Chart shows a timeline of Musk companies
Chart shows a timeline of Musk companies

2. Keep promising groundbreaking innovations are almost here

It’s a Musk mantra that he’s constantly on the cusp of introducing revolutionary new products, often on a mass scale. It’s his way of convincing investors that he’ll continue changing the world, and keeping their eye on a gauzy horizon of never-before-seen profits. But he’s always pushing the arrival dates, then doubles down by pushing them back again.

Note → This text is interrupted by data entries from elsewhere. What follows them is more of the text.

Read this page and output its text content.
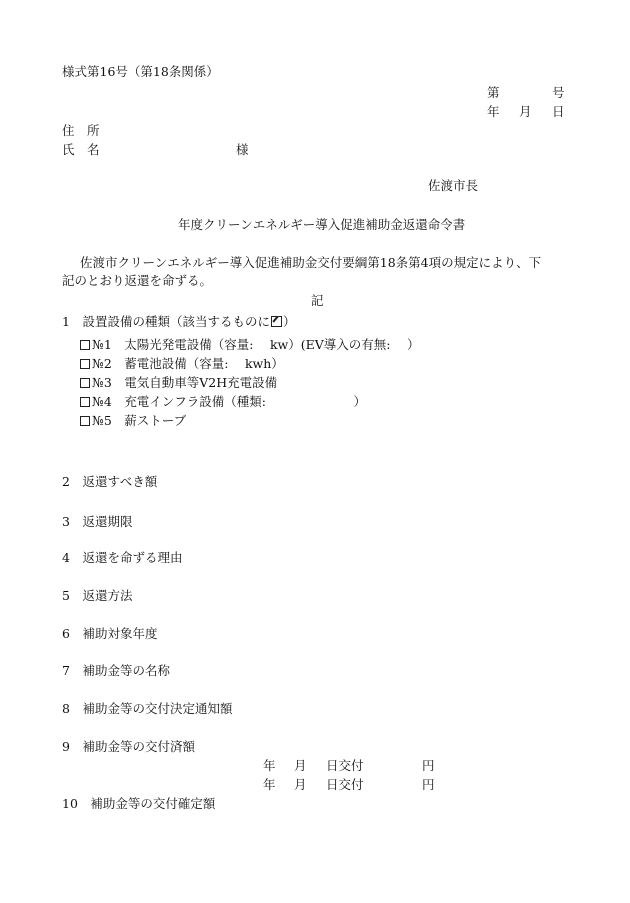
様式第16号（第18条関係）
第	号
年 月 日
住　所
氏　名	様
佐渡市長
年度クリーンエネルギー導入促進補助金返還命令書
佐渡市クリーンエネルギー導入促進補助金交付要綱第18条第4項の規定により、下
記のとおり返還を命ずる。
記
1　設置設備の種類（該当するものに ）
№1　太陽光発電設備（容量:　 kw）(EV導入の有無:　 ）
№2　蓄電池設備（容量:　 kwh）
№3　電気自動車等V2H充電設備
№4　充電インフラ設備（種類:　　　　　　　）
№5　薪ストーブ
2　返還すべき額
3　返還期限
4　返還を命ずる理由
5　返還方法
6　補助対象年度
7　補助金等の名称
8　補助金等の交付決定通知額
9　補助金等の交付済額
年 月 日交付	円
年 月 日交付	円
10　補助金等の交付確定額
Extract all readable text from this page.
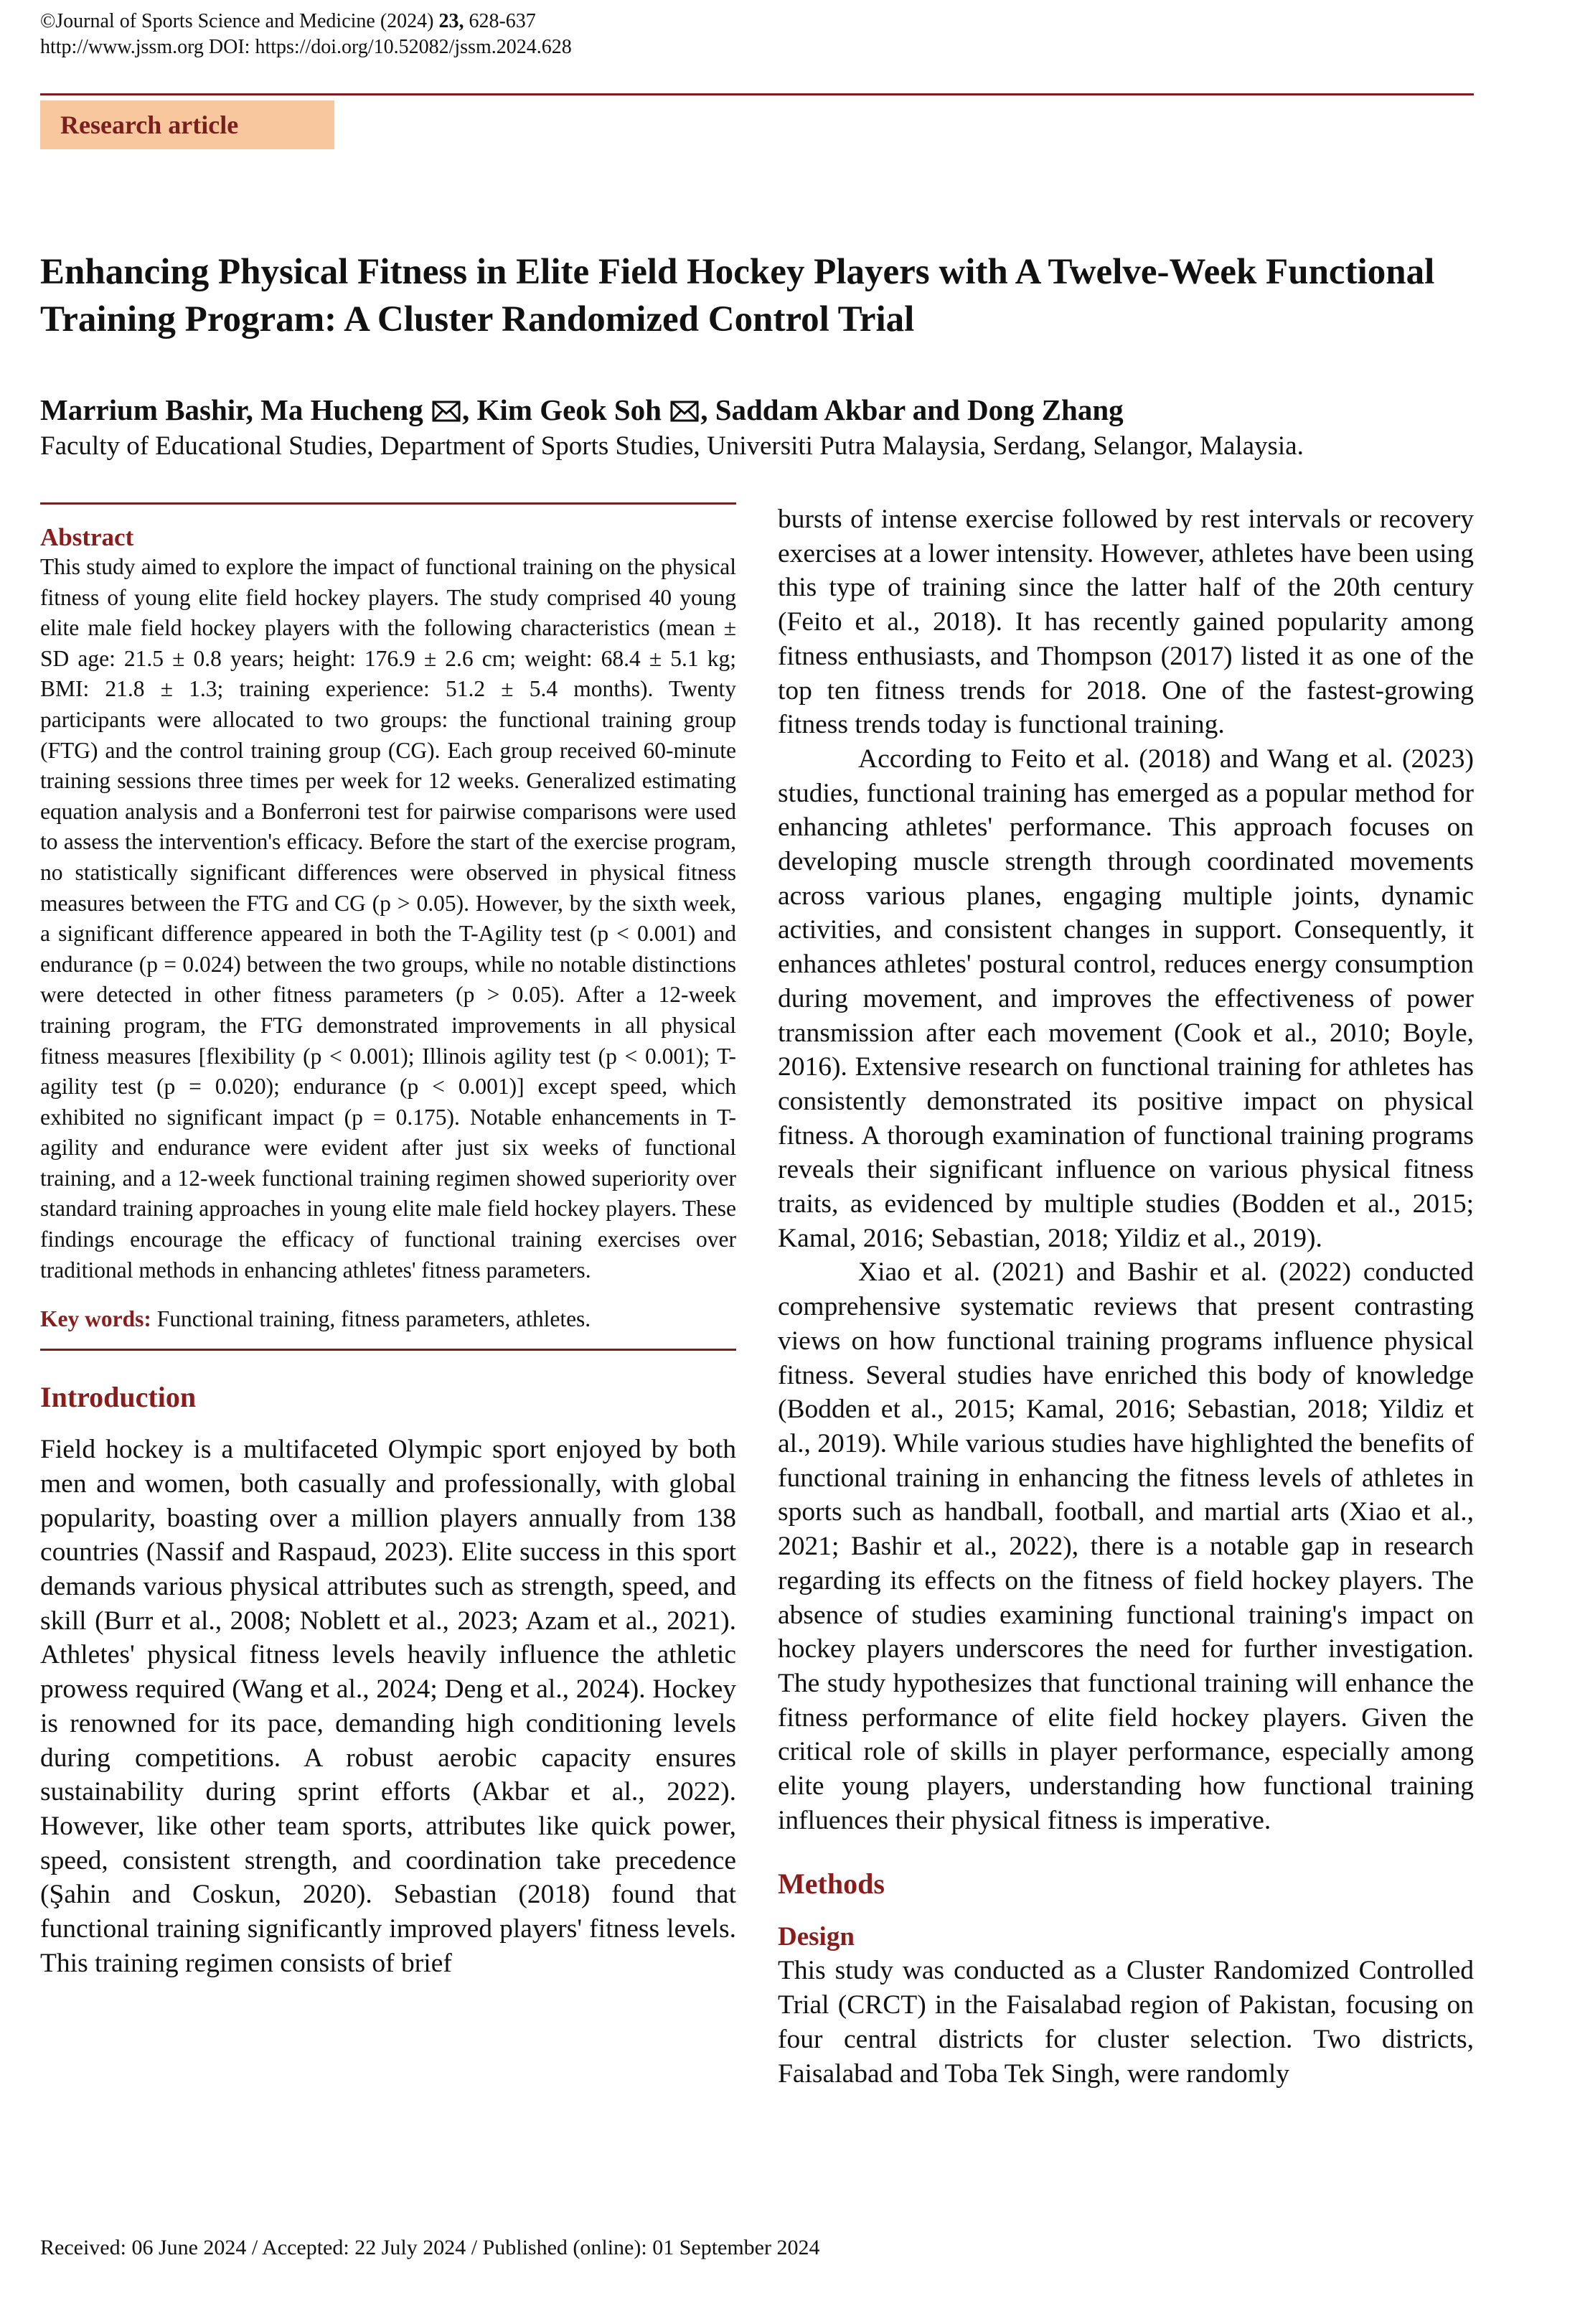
©Journal of Sports Science and Medicine (2024) 23, 628-637
http://www.jssm.org DOI: https://doi.org/10.52082/jssm.2024.628
Research article
Enhancing Physical Fitness in Elite Field Hockey Players with A Twelve-Week Functional Training Program: A Cluster Randomized Control Trial
Marrium Bashir, Ma Hucheng , Kim Geok Soh , Saddam Akbar and Dong Zhang
Faculty of Educational Studies, Department of Sports Studies, Universiti Putra Malaysia, Serdang, Selangor, Malaysia.
Abstract

This study aimed to explore the impact of functional training on the physical fitness of young elite field hockey players. The study comprised 40 young elite male field hockey players with the following characteristics (mean ± SD age: 21.5 ± 0.8 years; height: 176.9 ± 2.6 cm; weight: 68.4 ± 5.1 kg; BMI: 21.8 ± 1.3; training experience: 51.2 ± 5.4 months). Twenty participants were allocated to two groups: the functional training group (FTG) and the control training group (CG). Each group received 60-minute training sessions three times per week for 12 weeks. Generalized estimating equation analysis and a Bonferroni test for pairwise comparisons were used to assess the intervention's efficacy. Before the start of the exercise program, no statistically significant differences were observed in physical fitness measures between the FTG and CG (p > 0.05). However, by the sixth week, a significant difference appeared in both the T-Agility test (p < 0.001) and endurance (p = 0.024) between the two groups, while no notable distinctions were detected in other fitness parameters (p > 0.05). After a 12-week training program, the FTG demonstrated improvements in all physical fitness measures [flexibility (p < 0.001); Illinois agility test (p < 0.001); T-agility test (p = 0.020); endurance (p < 0.001)] except speed, which exhibited no significant impact (p = 0.175). Notable enhancements in T-agility and endurance were evident after just six weeks of functional training, and a 12-week functional training regimen showed superiority over standard training approaches in young elite male field hockey players. These findings encourage the efficacy of functional training exercises over traditional methods in enhancing athletes' fitness parameters.

Key words: Functional training, fitness parameters, athletes.
Introduction

Field hockey is a multifaceted Olympic sport enjoyed by both men and women, both casually and professionally, with global popularity, boasting over a million players annually from 138 countries (Nassif and Raspaud, 2023). Elite success in this sport demands various physical attributes such as strength, speed, and skill (Burr et al., 2008; Noblett et al., 2023; Azam et al., 2021). Athletes' physical fitness levels heavily influence the athletic prowess required (Wang et al., 2024; Deng et al., 2024). Hockey is renowned for its pace, demanding high conditioning levels during competitions. A robust aerobic capacity ensures sustainability during sprint efforts (Akbar et al., 2022). However, like other team sports, attributes like quick power, speed, consistent strength, and coordination take precedence (Şahin and Coskun, 2020). Sebastian (2018) found that functional training significantly improved players' fitness levels. This training regimen consists of brief

bursts of intense exercise followed by rest intervals or recovery exercises at a lower intensity. However, athletes have been using this type of training since the latter half of the 20th century (Feito et al., 2018). It has recently gained popularity among fitness enthusiasts, and Thompson (2017) listed it as one of the top ten fitness trends for 2018. One of the fastest-growing fitness trends today is functional training.

According to Feito et al. (2018) and Wang et al. (2023) studies, functional training has emerged as a popular method for enhancing athletes' performance. This approach focuses on developing muscle strength through coordinated movements across various planes, engaging multiple joints, dynamic activities, and consistent changes in support. Consequently, it enhances athletes' postural control, reduces energy consumption during movement, and improves the effectiveness of power transmission after each movement (Cook et al., 2010; Boyle, 2016). Extensive research on functional training for athletes has consistently demonstrated its positive impact on physical fitness. A thorough examination of functional training programs reveals their significant influence on various physical fitness traits, as evidenced by multiple studies (Bodden et al., 2015; Kamal, 2016; Sebastian, 2018; Yildiz et al., 2019).

Xiao et al. (2021) and Bashir et al. (2022) conducted comprehensive systematic reviews that present contrasting views on how functional training programs influence physical fitness. Several studies have enriched this body of knowledge (Bodden et al., 2015; Kamal, 2016; Sebastian, 2018; Yildiz et al., 2019). While various studies have highlighted the benefits of functional training in enhancing the fitness levels of athletes in sports such as handball, football, and martial arts (Xiao et al., 2021; Bashir et al., 2022), there is a notable gap in research regarding its effects on the fitness of field hockey players. The absence of studies examining functional training's impact on hockey players underscores the need for further investigation. The study hypothesizes that functional training will enhance the fitness performance of elite field hockey players. Given the critical role of skills in player performance, especially among elite young players, understanding how functional training influences their physical fitness is imperative.

Methods
Design

This study was conducted as a Cluster Randomized Controlled Trial (CRCT) in the Faisalabad region of Pakistan, focusing on four central districts for cluster selection. Two districts, Faisalabad and Toba Tek Singh, were randomly

Received: 06 June 2024 / Accepted: 22 July 2024 / Published (online): 01 September 2024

Musk said in 2019 that the world would see 1 million robo-taxis on the roads by the following year. He pledged to deliver the Cybertruck in 2021, then revised the intro to 2022. He now says major output will start early next year. But the Cybertruck—forged from flat plates of stainless steel and looking like it was dropped by an alien race—is extremely difficult and expensive to manufacture, casting doubt on whether Tesla can profitably make it at scale. His glorious predictions that the Boring Company would dig a 10-mile tunnel under L.A. or that Tesla Energy would produce 1,000 solar panel systems per week are long forgotten, perhaps even by Musk himself.